Spearman correlations between the expression of HJURP and TILs across different human cancer types. (A) Relationships between the expression of HJURP and 28 types of TILs across different human cancer types. (B-F) Significant results were found for HJURP expression with regard to the abundance of memory B cells, type 2 T-helper cells, activated CD8 T cells, and CD56(dim) natural killer cells; however, only the abundance of activated CD4 T cells was notably correlated. HJURP, Holliday junction-recognizing protein; TILs, tumor-infiltrating lymphocytes; LUAD, lung adenocarcinoma; Act, activated; Mem B, memory B cells; Th2, type 2 T-helper cells; exp, expression.

Figure 6.

Correlations between three types of immunomodulators and the expression of HJURP. (A-E) Immune-inhibitors, (F-R) immunostimulators and (S and T) major histocompatibility complex molecules.

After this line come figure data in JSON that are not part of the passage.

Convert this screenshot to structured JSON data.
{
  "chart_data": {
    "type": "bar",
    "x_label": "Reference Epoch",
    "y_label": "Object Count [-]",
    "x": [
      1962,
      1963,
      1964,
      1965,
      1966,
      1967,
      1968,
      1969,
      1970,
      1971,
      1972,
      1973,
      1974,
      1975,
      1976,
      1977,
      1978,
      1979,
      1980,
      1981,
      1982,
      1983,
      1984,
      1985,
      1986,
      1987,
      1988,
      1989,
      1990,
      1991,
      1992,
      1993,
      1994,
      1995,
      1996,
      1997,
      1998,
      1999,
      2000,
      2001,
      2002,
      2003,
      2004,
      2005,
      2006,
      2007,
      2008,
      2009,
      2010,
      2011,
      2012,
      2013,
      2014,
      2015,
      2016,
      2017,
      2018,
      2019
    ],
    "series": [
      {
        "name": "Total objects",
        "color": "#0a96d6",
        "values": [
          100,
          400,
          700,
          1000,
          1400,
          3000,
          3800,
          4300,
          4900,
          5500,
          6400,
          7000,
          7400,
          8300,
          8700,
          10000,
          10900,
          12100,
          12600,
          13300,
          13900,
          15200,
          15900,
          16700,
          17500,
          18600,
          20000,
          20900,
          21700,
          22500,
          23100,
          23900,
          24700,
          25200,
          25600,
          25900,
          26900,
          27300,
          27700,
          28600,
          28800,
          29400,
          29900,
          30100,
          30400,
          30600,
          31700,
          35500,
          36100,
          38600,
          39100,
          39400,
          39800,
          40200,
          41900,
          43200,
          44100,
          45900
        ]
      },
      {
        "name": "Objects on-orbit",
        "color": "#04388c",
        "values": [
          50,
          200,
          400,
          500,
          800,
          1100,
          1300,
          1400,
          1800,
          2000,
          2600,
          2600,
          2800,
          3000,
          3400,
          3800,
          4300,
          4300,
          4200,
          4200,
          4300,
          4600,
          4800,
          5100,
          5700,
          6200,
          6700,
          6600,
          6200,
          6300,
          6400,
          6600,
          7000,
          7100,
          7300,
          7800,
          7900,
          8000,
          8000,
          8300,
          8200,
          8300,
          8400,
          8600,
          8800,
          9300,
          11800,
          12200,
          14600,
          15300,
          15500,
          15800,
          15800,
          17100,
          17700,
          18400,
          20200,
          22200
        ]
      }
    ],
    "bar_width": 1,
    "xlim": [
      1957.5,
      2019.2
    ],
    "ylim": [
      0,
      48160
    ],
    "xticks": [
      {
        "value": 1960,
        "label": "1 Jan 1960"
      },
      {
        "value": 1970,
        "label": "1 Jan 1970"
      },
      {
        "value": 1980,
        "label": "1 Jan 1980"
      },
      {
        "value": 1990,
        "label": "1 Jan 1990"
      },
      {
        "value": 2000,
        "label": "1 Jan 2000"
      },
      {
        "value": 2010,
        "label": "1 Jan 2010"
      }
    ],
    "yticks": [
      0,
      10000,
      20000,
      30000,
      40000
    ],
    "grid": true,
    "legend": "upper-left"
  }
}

HJURP, Holliday junction-recognizing protein; LUAD, lung adenocarcinoma; exp, expression.

Figure 7.

Distribution of HJURP expression across immune subtypes. (A) Associations between HJURP expression and immune subtypes across different human cancer types. (B) Distribution of HJURP expression across immune and molecular subtypes. HJURP, Holliday junction-recognizing protein; LUAD, lung adenocarcinoma; exp, expression.

Figure 8.

Expression level of HJURP in non-small cell lung cancer. (A and B) HJUPR protein expression was analyzed by western blotting. (C) HJUPR mRNA expression was detected by quantitative PCR. ***P<0.001 vs. control group (BEAS-2B). HJURP, Holliday junction-recognizing protein.

Figure 9.

Flow chart of research design showing the use of clinical and transcriptome data, and the assessment processes. HJURP, Holliday junction-recognizing protein; LUAD, lung adenocarcinoma; qPCR, quantitative PCR.